I am writing some software, for my own learning experience, to convert astronomical coordinates to different frames of reference. An example of this would be conversion between ICRS which a lot of NASA data is supplied in automatically now, to Alt Azimuth, which is required for observation, based on the current time and geographic location.
From my prior studies of coordinate frames while I attended university, I know that all coordinate frames can be represented as a series of Matrix transformations from a "base" frame of reference. For instance, rotations around the X,Y,Z axis and a translation.

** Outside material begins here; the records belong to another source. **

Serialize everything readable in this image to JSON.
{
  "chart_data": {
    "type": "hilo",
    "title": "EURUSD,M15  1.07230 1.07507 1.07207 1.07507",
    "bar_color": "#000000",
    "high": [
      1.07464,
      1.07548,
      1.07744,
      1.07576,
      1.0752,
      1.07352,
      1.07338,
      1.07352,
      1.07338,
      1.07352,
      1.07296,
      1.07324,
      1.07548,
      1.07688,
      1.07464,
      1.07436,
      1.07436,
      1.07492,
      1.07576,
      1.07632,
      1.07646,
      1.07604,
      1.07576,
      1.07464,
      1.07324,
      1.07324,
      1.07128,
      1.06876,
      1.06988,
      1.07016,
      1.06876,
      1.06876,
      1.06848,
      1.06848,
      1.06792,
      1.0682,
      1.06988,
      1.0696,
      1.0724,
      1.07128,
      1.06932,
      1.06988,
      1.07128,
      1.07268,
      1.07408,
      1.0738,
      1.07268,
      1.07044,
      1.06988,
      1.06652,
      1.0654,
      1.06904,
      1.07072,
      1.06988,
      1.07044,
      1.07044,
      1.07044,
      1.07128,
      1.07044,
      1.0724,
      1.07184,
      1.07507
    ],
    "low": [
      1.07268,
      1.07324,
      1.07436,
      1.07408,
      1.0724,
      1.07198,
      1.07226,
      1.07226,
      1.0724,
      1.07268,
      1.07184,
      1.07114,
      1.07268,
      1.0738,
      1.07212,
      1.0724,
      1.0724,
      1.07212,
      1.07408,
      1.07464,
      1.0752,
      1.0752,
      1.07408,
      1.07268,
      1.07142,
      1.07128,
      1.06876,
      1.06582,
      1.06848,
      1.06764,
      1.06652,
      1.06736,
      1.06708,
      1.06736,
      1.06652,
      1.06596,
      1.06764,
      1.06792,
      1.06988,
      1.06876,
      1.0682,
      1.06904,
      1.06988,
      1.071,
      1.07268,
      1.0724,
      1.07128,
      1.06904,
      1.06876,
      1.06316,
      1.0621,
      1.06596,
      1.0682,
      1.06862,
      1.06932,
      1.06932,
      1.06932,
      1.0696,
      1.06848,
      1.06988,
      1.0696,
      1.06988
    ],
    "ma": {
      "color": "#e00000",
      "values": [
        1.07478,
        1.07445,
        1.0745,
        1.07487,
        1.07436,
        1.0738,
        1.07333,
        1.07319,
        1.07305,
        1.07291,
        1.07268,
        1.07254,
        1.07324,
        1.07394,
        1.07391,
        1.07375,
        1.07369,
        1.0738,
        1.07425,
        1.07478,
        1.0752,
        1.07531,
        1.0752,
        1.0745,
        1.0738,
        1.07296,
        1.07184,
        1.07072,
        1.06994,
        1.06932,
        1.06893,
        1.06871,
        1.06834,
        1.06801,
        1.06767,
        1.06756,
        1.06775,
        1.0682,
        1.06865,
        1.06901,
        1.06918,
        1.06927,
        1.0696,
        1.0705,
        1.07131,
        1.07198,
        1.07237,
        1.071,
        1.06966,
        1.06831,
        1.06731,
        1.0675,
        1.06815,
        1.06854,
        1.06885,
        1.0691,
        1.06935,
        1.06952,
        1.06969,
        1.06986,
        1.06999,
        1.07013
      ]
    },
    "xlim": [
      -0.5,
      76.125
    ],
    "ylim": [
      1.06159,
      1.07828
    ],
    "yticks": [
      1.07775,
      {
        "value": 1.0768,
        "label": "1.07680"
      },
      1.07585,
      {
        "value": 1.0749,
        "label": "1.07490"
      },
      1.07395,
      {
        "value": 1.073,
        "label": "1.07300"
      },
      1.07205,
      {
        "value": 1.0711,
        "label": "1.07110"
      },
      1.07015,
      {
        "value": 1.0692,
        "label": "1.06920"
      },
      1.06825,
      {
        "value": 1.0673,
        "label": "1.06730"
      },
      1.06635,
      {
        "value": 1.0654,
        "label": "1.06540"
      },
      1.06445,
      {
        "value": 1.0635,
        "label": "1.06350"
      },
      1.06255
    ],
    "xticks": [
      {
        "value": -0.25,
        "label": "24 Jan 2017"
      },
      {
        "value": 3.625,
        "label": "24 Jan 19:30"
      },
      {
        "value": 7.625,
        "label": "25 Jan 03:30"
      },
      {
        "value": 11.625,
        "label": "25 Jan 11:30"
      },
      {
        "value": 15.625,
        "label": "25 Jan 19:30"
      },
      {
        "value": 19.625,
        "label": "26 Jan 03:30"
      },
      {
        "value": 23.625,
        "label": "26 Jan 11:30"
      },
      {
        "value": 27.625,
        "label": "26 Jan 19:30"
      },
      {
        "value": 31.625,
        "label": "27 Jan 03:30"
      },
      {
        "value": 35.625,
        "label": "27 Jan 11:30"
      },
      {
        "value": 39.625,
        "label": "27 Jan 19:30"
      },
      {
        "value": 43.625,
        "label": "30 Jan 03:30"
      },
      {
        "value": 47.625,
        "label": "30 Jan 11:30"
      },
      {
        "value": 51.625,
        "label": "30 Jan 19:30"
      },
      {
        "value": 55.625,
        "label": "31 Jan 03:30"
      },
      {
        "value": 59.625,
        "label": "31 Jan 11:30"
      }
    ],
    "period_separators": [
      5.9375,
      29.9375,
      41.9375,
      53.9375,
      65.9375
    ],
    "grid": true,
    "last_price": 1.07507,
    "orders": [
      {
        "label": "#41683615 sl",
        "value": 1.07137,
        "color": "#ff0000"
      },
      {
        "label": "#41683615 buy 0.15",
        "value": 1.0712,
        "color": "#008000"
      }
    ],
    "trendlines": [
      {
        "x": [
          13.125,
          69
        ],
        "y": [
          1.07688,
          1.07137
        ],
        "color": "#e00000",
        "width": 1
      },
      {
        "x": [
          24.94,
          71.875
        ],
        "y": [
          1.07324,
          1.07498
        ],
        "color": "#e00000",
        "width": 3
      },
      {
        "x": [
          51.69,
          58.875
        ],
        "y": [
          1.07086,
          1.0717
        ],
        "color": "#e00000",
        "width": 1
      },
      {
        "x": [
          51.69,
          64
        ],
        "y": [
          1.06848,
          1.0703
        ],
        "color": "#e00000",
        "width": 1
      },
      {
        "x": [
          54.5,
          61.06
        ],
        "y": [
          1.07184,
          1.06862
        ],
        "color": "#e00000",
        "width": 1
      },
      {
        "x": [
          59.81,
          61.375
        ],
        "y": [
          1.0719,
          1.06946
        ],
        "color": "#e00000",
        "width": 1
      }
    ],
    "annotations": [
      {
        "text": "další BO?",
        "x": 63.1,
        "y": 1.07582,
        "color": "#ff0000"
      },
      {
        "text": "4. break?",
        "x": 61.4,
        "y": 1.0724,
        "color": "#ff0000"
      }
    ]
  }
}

For simplicity, these transformations are often all combined into a single affine transformation matrix like seen below where the blue section is the rotation matrix, the red is the translation, and the green is the scale.
This leads me to believe that I should be able to represent conversions from ICRS to Alt Azimuth in much the same way, though the transformation matrix will change with time/location. Based on this, the transformation matrix should look something like below where each rotation needed to create the overall transformation is a function of time, latitude, and longitude.
M = Rx(t, lat, lon) * Ry(t, lat, lon) * Rz(t, lat, lon)
However, in my googling of this topic all I can find is how to use AstroPy's built in functions to convert between different frames of reference. This is not all that useful to me as I actually want to learn about these transformations, not just be able to perform them. While I could study the AstroPy source code, it's such a massive library with a lot of interconnecting parts that understanding this one topic would take a huge time investment.
Does anyone have any experience with the mathematics involved in performing such a conversion, references to articles, or recommended textbooks that discuss the topic of conversion between different coordinate systems specifically those using a matrix format for the context of astronomy?